A few extra thoughts
Validations empowers. Validation gives me the ability to trust myself and believe I can make good decisions. Validation is necessary to help me stand up straight and begin to try and walk again. Maybe I need to be pruned a little too, but first offer some validation.
Shame does that exact opposite. Shame is fear based and it will only weaken me further.
Look out for the “struggling but” statements. “I’m struggling or life is hard, BUT God is good.” “I’m not doing the best, BUT God’s got me.” These statements are how we cut the tension. It’s a social politeness when talking to people to cut the tension. If we were to really tell you how we are, we know it would feel like a weight or burden, so we typically cut that tension with humor or with but statements (filled with Christianese if you’re a Christian). If you want to really know how we are give us eye contact and caring and insightful questions. Better yet, offer yourself and your time so we can really share our hearts.
If I really trust you you’re going to get the full brunt of my down days. You’re going to get all the negativity without any glimmer of optimism because that’s how I really feel most days. You’re going to hear my exaggerated sentiments about my life and relationships as I express my pain and hurt. The friends who have really helped me have left me vent and told me it didn’t faze them and reinforced after that they love me.
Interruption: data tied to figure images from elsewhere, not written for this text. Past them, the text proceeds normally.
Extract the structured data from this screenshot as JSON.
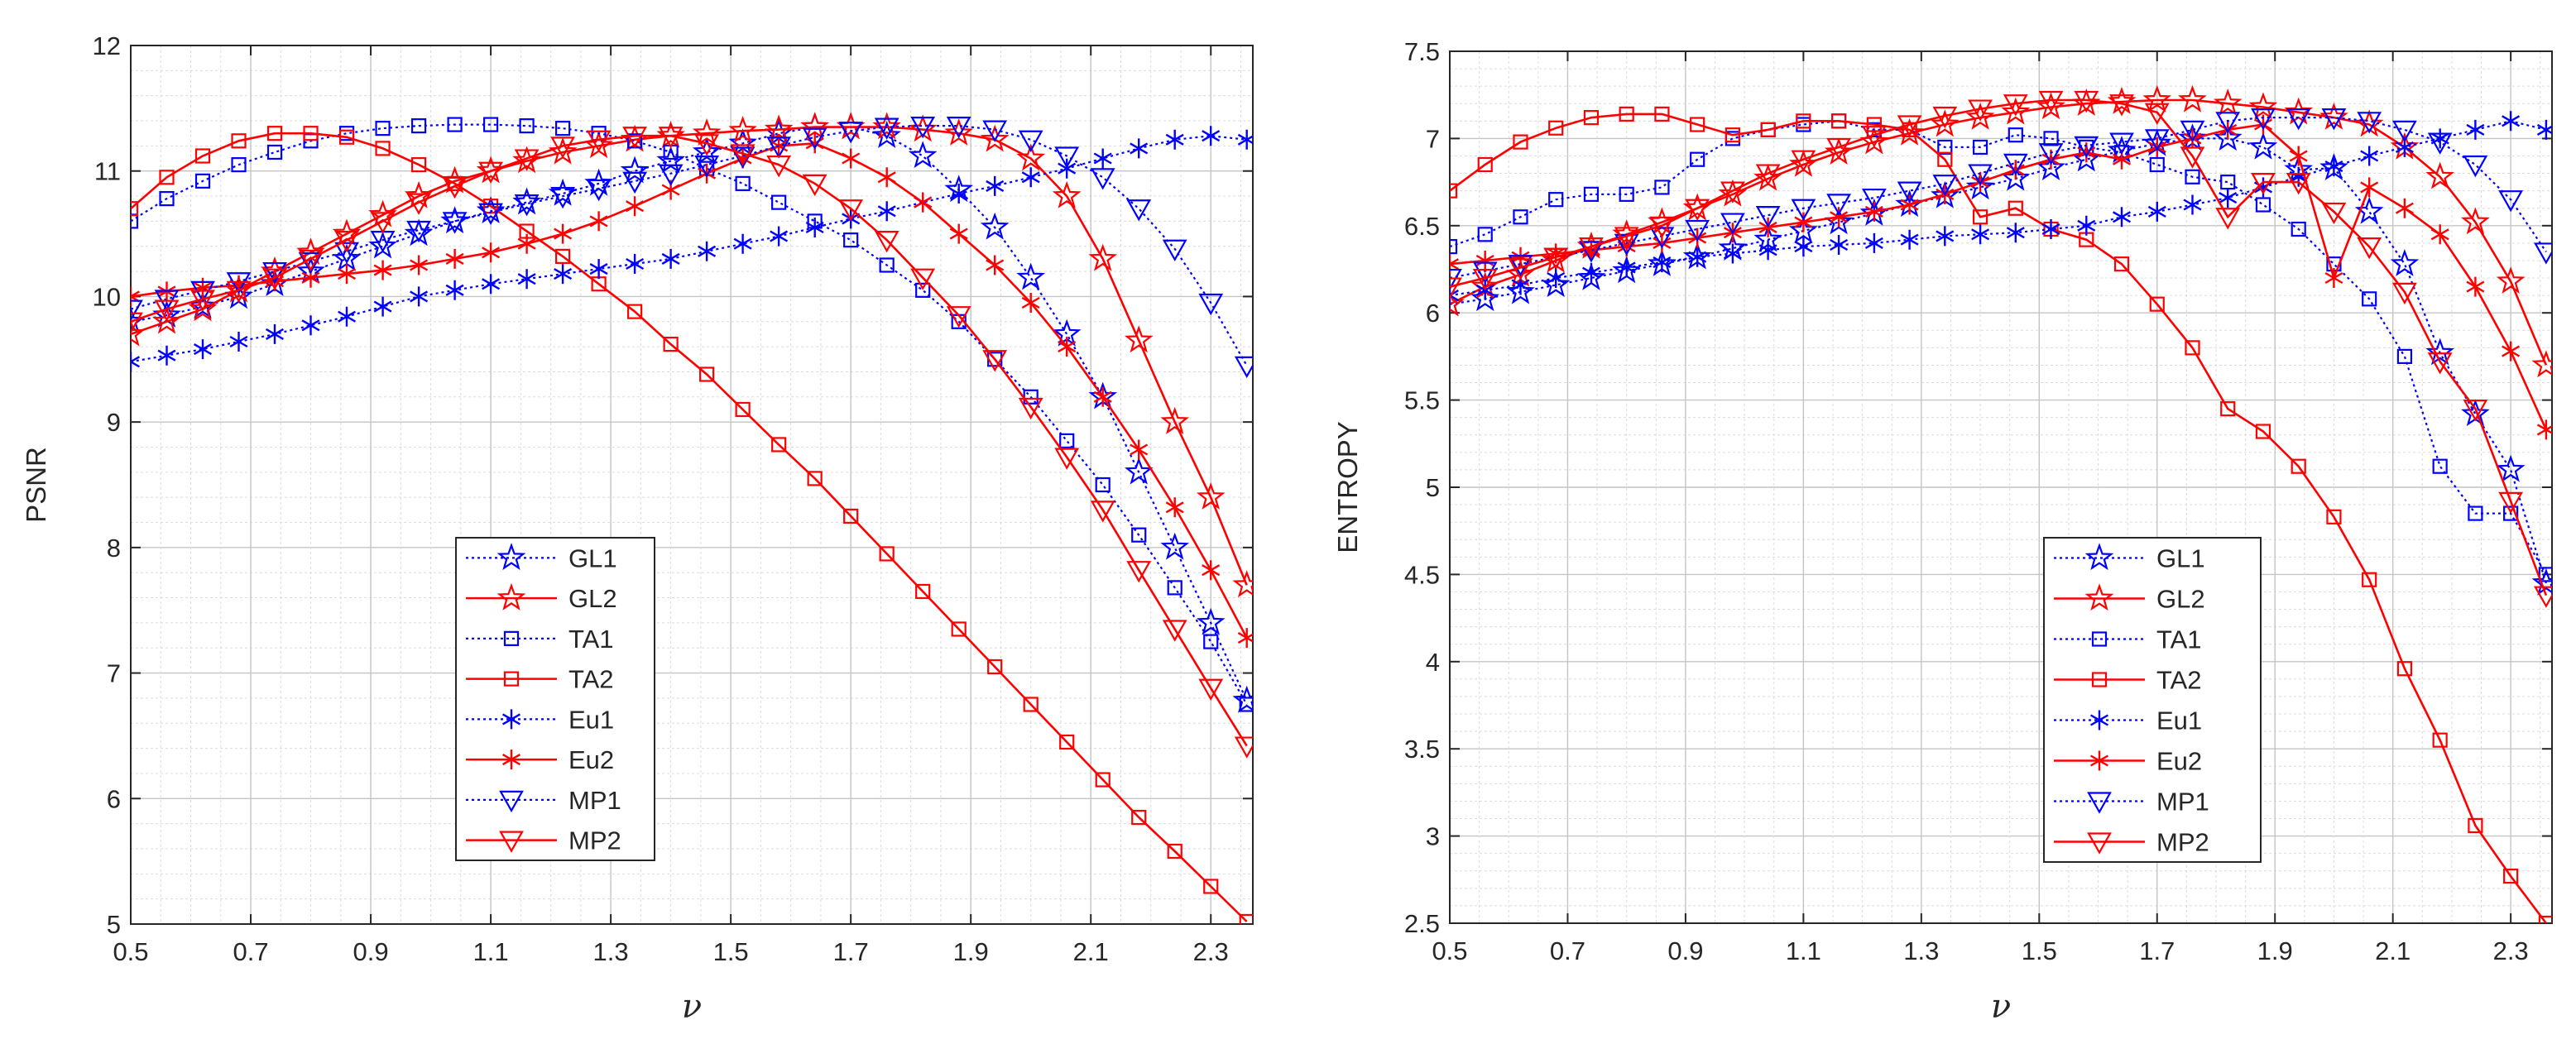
{
  "chart_data": [
    {
      "type": "line",
      "title": "",
      "xlabel": "ν",
      "ylabel": "PSNR",
      "xlim": [
        0.5,
        2.37
      ],
      "ylim": [
        5,
        12
      ],
      "grid": true,
      "legend_position": "bottom-center",
      "xticks": [
        0.5,
        0.7,
        0.9,
        1.1,
        1.3,
        1.5,
        1.7,
        1.9,
        2.1,
        2.3
      ],
      "xtick_labels": [
        "0.5",
        "0.7",
        "0.9",
        "1.1",
        "1.3",
        "1.5",
        "1.7",
        "1.9",
        "2.1",
        "2.3"
      ],
      "yticks": [
        5,
        6,
        7,
        8,
        9,
        10,
        11,
        12
      ],
      "ytick_labels": [
        "5",
        "6",
        "7",
        "8",
        "9",
        "10",
        "11",
        "12"
      ],
      "x": [
        0.5,
        0.56,
        0.62,
        0.68,
        0.74,
        0.8,
        0.86,
        0.92,
        0.98,
        1.04,
        1.1,
        1.16,
        1.22,
        1.28,
        1.34,
        1.4,
        1.46,
        1.52,
        1.58,
        1.64,
        1.7,
        1.76,
        1.82,
        1.88,
        1.94,
        2.0,
        2.06,
        2.12,
        2.18,
        2.24,
        2.3,
        2.36
      ],
      "series": [
        {
          "name": "GL1",
          "color": "#0000ff",
          "dashed": true,
          "marker": "star5",
          "values": [
            9.8,
            9.85,
            9.92,
            10.0,
            10.1,
            10.2,
            10.3,
            10.4,
            10.5,
            10.6,
            10.68,
            10.75,
            10.82,
            10.9,
            11.0,
            11.08,
            11.15,
            11.22,
            11.3,
            11.35,
            11.35,
            11.28,
            11.12,
            10.85,
            10.55,
            10.15,
            9.7,
            9.2,
            8.6,
            8.0,
            7.4,
            6.78
          ]
        },
        {
          "name": "GL2",
          "color": "#ff0000",
          "dashed": false,
          "marker": "star5",
          "values": [
            9.7,
            9.8,
            9.9,
            10.05,
            10.2,
            10.35,
            10.5,
            10.65,
            10.8,
            10.92,
            11.0,
            11.08,
            11.15,
            11.2,
            11.25,
            11.28,
            11.3,
            11.32,
            11.33,
            11.35,
            11.35,
            11.35,
            11.33,
            11.3,
            11.25,
            11.1,
            10.8,
            10.3,
            9.65,
            9.0,
            8.4,
            7.7
          ]
        },
        {
          "name": "TA1",
          "color": "#0000ff",
          "dashed": true,
          "marker": "square",
          "values": [
            10.6,
            10.78,
            10.92,
            11.05,
            11.15,
            11.24,
            11.3,
            11.34,
            11.36,
            11.37,
            11.37,
            11.36,
            11.34,
            11.3,
            11.24,
            11.15,
            11.02,
            10.9,
            10.75,
            10.6,
            10.45,
            10.25,
            10.05,
            9.8,
            9.5,
            9.2,
            8.85,
            8.5,
            8.1,
            7.68,
            7.25,
            6.75
          ]
        },
        {
          "name": "TA2",
          "color": "#ff0000",
          "dashed": false,
          "marker": "square",
          "values": [
            10.7,
            10.95,
            11.12,
            11.24,
            11.3,
            11.3,
            11.27,
            11.18,
            11.05,
            10.9,
            10.72,
            10.52,
            10.32,
            10.1,
            9.88,
            9.62,
            9.38,
            9.1,
            8.82,
            8.55,
            8.25,
            7.95,
            7.65,
            7.35,
            7.05,
            6.75,
            6.45,
            6.15,
            5.85,
            5.58,
            5.3,
            5.02
          ]
        },
        {
          "name": "Eu1",
          "color": "#0000ff",
          "dashed": true,
          "marker": "asterisk",
          "values": [
            9.48,
            9.53,
            9.58,
            9.64,
            9.7,
            9.77,
            9.84,
            9.92,
            10.0,
            10.05,
            10.1,
            10.14,
            10.18,
            10.22,
            10.26,
            10.3,
            10.36,
            10.42,
            10.48,
            10.55,
            10.62,
            10.68,
            10.75,
            10.82,
            10.88,
            10.95,
            11.02,
            11.1,
            11.18,
            11.25,
            11.28,
            11.25
          ]
        },
        {
          "name": "Eu2",
          "color": "#ff0000",
          "dashed": false,
          "marker": "asterisk",
          "values": [
            10.0,
            10.04,
            10.07,
            10.09,
            10.12,
            10.15,
            10.18,
            10.21,
            10.25,
            10.3,
            10.35,
            10.42,
            10.5,
            10.6,
            10.72,
            10.85,
            10.98,
            11.1,
            11.2,
            11.22,
            11.1,
            10.95,
            10.75,
            10.5,
            10.25,
            9.95,
            9.6,
            9.2,
            8.78,
            8.32,
            7.82,
            7.28
          ]
        },
        {
          "name": "MP1",
          "color": "#0000ff",
          "dashed": true,
          "marker": "triangle-down",
          "values": [
            9.9,
            9.98,
            10.05,
            10.12,
            10.2,
            10.28,
            10.36,
            10.45,
            10.53,
            10.6,
            10.67,
            10.74,
            10.8,
            10.86,
            10.92,
            10.98,
            11.05,
            11.12,
            11.2,
            11.27,
            11.32,
            11.35,
            11.36,
            11.36,
            11.33,
            11.25,
            11.12,
            10.95,
            10.7,
            10.38,
            9.95,
            9.45
          ]
        },
        {
          "name": "MP2",
          "color": "#ff0000",
          "dashed": false,
          "marker": "triangle-down",
          "values": [
            9.8,
            9.9,
            9.98,
            10.05,
            10.15,
            10.3,
            10.45,
            10.6,
            10.75,
            10.88,
            11.0,
            11.1,
            11.2,
            11.25,
            11.28,
            11.28,
            11.22,
            11.14,
            11.05,
            10.9,
            10.7,
            10.45,
            10.15,
            9.85,
            9.5,
            9.12,
            8.72,
            8.3,
            7.82,
            7.35,
            6.88,
            6.42
          ]
        }
      ]
    },
    {
      "type": "line",
      "title": "",
      "xlabel": "ν",
      "ylabel": "ENTROPY",
      "xlim": [
        0.5,
        2.37
      ],
      "ylim": [
        2.5,
        7.5
      ],
      "grid": true,
      "legend_position": "bottom-center",
      "xticks": [
        0.5,
        0.7,
        0.9,
        1.1,
        1.3,
        1.5,
        1.7,
        1.9,
        2.1,
        2.3
      ],
      "xtick_labels": [
        "0.5",
        "0.7",
        "0.9",
        "1.1",
        "1.3",
        "1.5",
        "1.7",
        "1.9",
        "2.1",
        "2.3"
      ],
      "yticks": [
        2.5,
        3,
        3.5,
        4,
        4.5,
        5,
        5.5,
        6,
        6.5,
        7,
        7.5
      ],
      "ytick_labels": [
        "2.5",
        "3",
        "3.5",
        "4",
        "4.5",
        "5",
        "5.5",
        "6",
        "6.5",
        "7",
        "7.5"
      ],
      "x": [
        0.5,
        0.56,
        0.62,
        0.68,
        0.74,
        0.8,
        0.86,
        0.92,
        0.98,
        1.04,
        1.1,
        1.16,
        1.22,
        1.28,
        1.34,
        1.4,
        1.46,
        1.52,
        1.58,
        1.64,
        1.7,
        1.76,
        1.82,
        1.88,
        1.94,
        2.0,
        2.06,
        2.12,
        2.18,
        2.24,
        2.3,
        2.36
      ],
      "series": [
        {
          "name": "GL1",
          "color": "#0000ff",
          "dashed": true,
          "marker": "star5",
          "values": [
            6.05,
            6.08,
            6.12,
            6.16,
            6.2,
            6.24,
            6.28,
            6.32,
            6.37,
            6.42,
            6.47,
            6.52,
            6.57,
            6.62,
            6.67,
            6.72,
            6.77,
            6.83,
            6.88,
            6.93,
            6.97,
            7.0,
            7.0,
            6.95,
            6.82,
            6.83,
            6.58,
            6.28,
            5.77,
            5.42,
            5.1,
            4.45
          ]
        },
        {
          "name": "GL2",
          "color": "#ff0000",
          "dashed": false,
          "marker": "star5",
          "values": [
            6.05,
            6.15,
            6.22,
            6.3,
            6.38,
            6.45,
            6.52,
            6.6,
            6.68,
            6.77,
            6.85,
            6.92,
            6.98,
            7.03,
            7.08,
            7.12,
            7.15,
            7.18,
            7.2,
            7.21,
            7.22,
            7.22,
            7.2,
            7.18,
            7.15,
            7.12,
            7.08,
            6.95,
            6.78,
            6.52,
            6.18,
            5.7
          ]
        },
        {
          "name": "TA1",
          "color": "#0000ff",
          "dashed": true,
          "marker": "square",
          "values": [
            6.38,
            6.45,
            6.55,
            6.65,
            6.68,
            6.68,
            6.72,
            6.88,
            7.0,
            7.05,
            7.08,
            7.1,
            7.05,
            7.05,
            6.95,
            6.95,
            7.02,
            7.0,
            6.95,
            6.92,
            6.85,
            6.78,
            6.75,
            6.62,
            6.48,
            6.28,
            6.08,
            5.75,
            5.12,
            4.85,
            4.85,
            4.5
          ]
        },
        {
          "name": "TA2",
          "color": "#ff0000",
          "dashed": false,
          "marker": "square",
          "values": [
            6.7,
            6.85,
            6.98,
            7.06,
            7.12,
            7.14,
            7.14,
            7.08,
            7.02,
            7.05,
            7.1,
            7.1,
            7.08,
            7.05,
            6.88,
            6.55,
            6.6,
            6.48,
            6.42,
            6.28,
            6.05,
            5.8,
            5.45,
            5.32,
            5.12,
            4.83,
            4.47,
            3.96,
            3.55,
            3.06,
            2.77,
            2.5
          ]
        },
        {
          "name": "Eu1",
          "color": "#0000ff",
          "dashed": true,
          "marker": "asterisk",
          "values": [
            6.1,
            6.13,
            6.16,
            6.2,
            6.23,
            6.26,
            6.29,
            6.32,
            6.34,
            6.36,
            6.38,
            6.39,
            6.4,
            6.42,
            6.44,
            6.45,
            6.46,
            6.48,
            6.5,
            6.55,
            6.58,
            6.62,
            6.66,
            6.72,
            6.78,
            6.84,
            6.9,
            6.95,
            7.0,
            7.05,
            7.1,
            7.05
          ]
        },
        {
          "name": "Eu2",
          "color": "#ff0000",
          "dashed": false,
          "marker": "asterisk",
          "values": [
            6.28,
            6.3,
            6.32,
            6.34,
            6.36,
            6.38,
            6.4,
            6.43,
            6.46,
            6.49,
            6.52,
            6.55,
            6.58,
            6.62,
            6.68,
            6.75,
            6.82,
            6.88,
            6.92,
            6.88,
            6.95,
            7.0,
            7.05,
            7.08,
            6.9,
            6.2,
            6.72,
            6.6,
            6.45,
            6.15,
            5.78,
            5.33
          ]
        },
        {
          "name": "MP1",
          "color": "#0000ff",
          "dashed": true,
          "marker": "triangle-down",
          "values": [
            6.2,
            6.24,
            6.28,
            6.32,
            6.36,
            6.4,
            6.44,
            6.48,
            6.52,
            6.56,
            6.6,
            6.63,
            6.66,
            6.7,
            6.74,
            6.8,
            6.86,
            6.92,
            6.96,
            6.98,
            7.0,
            7.05,
            7.1,
            7.12,
            7.12,
            7.12,
            7.1,
            7.05,
            6.98,
            6.85,
            6.65,
            6.35
          ]
        },
        {
          "name": "MP2",
          "color": "#ff0000",
          "dashed": false,
          "marker": "triangle-down",
          "values": [
            6.15,
            6.2,
            6.26,
            6.32,
            6.38,
            6.44,
            6.5,
            6.6,
            6.7,
            6.8,
            6.88,
            6.95,
            7.02,
            7.08,
            7.13,
            7.17,
            7.2,
            7.22,
            7.22,
            7.2,
            7.15,
            6.9,
            6.55,
            6.75,
            6.75,
            6.58,
            6.38,
            6.12,
            5.72,
            5.45,
            4.92,
            4.38
          ]
        }
      ]
    }
  ]
}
If I offer to show someone my true pain and I’m immediately hit with advice (meant to forge optimism in me) I will shut down and trust is lost.
Sometimes it seems ungodly to not offer optimism when we share our pain and battle with depression. It may seem like we’ve lost our hope in God when we verbalize our struggle without stating we “see God” or “we know he will get us through.” But it absolutely doesn’t mean that when we state our pain without stating anything about God that we don’t hope in him. In fact we probably hope in his strong arm to save more than we ever have. Yes, we may not be completely confident he will pull us through, but still it is our hope. And even if we are 100% confident he will pull us through we also know that is not likely to happen immediately. We know that we still have a long road ahead of us, will you join us on that road? Will you walk with us a bit? Or simply point to the road marker and show us on the map where to go, wish us luck without offering any part of your time and resources?